ECLI:NL:RBDHA:2021:17020
Rechtbank Den Haag
- Voorlopige voorziening
- Rechtspraak.nl
Afwijzing verzoek om voorlopige voorziening in asielzaak na uitspraak in beroepsprocedure
In deze zaak heeft de voorzieningenrechter van de Rechtbank Den Haag op 30 december 2021 uitspraak gedaan in een verzoek om een voorlopige voorziening. Verzoeker, vertegenwoordigd door zijn gemachtigde mr. K. Yousef, had een verzoek ingediend na het bestreden besluit van de Staatssecretaris van Justitie en Veiligheid, waarin de asielaanvraag van verzoeker niet in behandeling werd genomen. Verzoeker heeft tegen dit besluit beroep ingesteld en verzocht om een voorlopige voorziening. De voorzieningenrechter heeft het verzoek op 28 december 2021 behandeld, waarbij verzoeker aanwezig was en verweerder, met voorafgaand bericht, niet verschenen was.

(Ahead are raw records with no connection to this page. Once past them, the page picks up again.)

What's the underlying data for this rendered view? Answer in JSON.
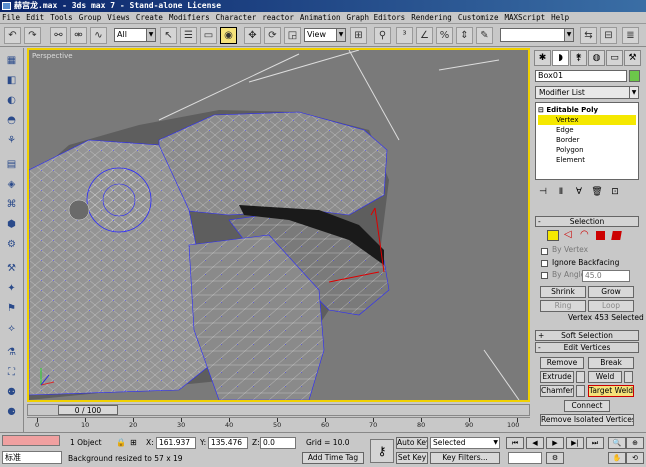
{
  "window": {
    "title": "赫宫龙.max - 3ds max 7 - Stand-alone License"
  },
  "menu": [
    "File",
    "Edit",
    "Tools",
    "Group",
    "Views",
    "Create",
    "Modifiers",
    "Character",
    "reactor",
    "Animation",
    "Graph Editors",
    "Rendering",
    "Customize",
    "MAXScript",
    "Help"
  ],
  "toolbar": {
    "selection_filter": "All",
    "reference_coord": "View"
  },
  "viewport": {
    "label": "Perspective"
  },
  "command_panel": {
    "object_name": "Box01",
    "object_color": "#6cc84a",
    "modifier_list": "Modifier List",
    "stack": {
      "root": "Editable Poly",
      "items": [
        "Vertex",
        "Edge",
        "Border",
        "Polygon",
        "Element"
      ],
      "selected": "Vertex"
    },
    "selection": {
      "title": "Selection",
      "by_vertex": "By Vertex",
      "ignore_backfacing": "Ignore Backfacing",
      "by_angle": "By Angle:",
      "angle_value": "45.0",
      "shrink": "Shrink",
      "grow": "Grow",
      "ring": "Ring",
      "loop": "Loop",
      "status": "Vertex 453 Selected"
    },
    "soft_selection": {
      "title": "Soft Selection"
    },
    "edit_vertices": {
      "title": "Edit Vertices",
      "remove": "Remove",
      "break": "Break",
      "extrude": "Extrude",
      "weld": "Weld",
      "chamfer": "Chamfer",
      "target_weld": "Target Weld",
      "connect": "Connect",
      "remove_isolated": "Remove Isolated Vertices"
    }
  },
  "timeline": {
    "slider": "0 / 100",
    "ticks": [
      "0",
      "10",
      "20",
      "30",
      "40",
      "50",
      "60",
      "70",
      "80",
      "90",
      "100"
    ]
  },
  "status": {
    "objects": "1 Object",
    "x_label": "X:",
    "x": "161.937",
    "y_label": "Y:",
    "y": "135.476",
    "z_label": "Z:",
    "z": "0.0",
    "grid": "Grid = 10.0",
    "auto_key": "Auto Key",
    "key_mode": "Selected",
    "set_key": "Set Key",
    "key_filters": "Key Filters...",
    "add_time_tag": "Add Time Tag",
    "prompt": "Background resized to 57 x 19",
    "ime": "标准"
  }
}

De voorzieningenrechter overwoog dat in een eerdere uitspraak, zaaknummer NL21.18451, reeds op het beroep was beslist. Hierdoor was er geen noodzaak meer voor een voorlopige voorziening. De voorzieningenrechter heeft het verzoek om voorlopige voorziening dan ook afgewezen. Daarnaast werd er geen aanleiding gezien voor een proceskostenveroordeling. De uitspraak is openbaar gemaakt en er staat geen hoger beroep of verzet open tegen deze beslissing.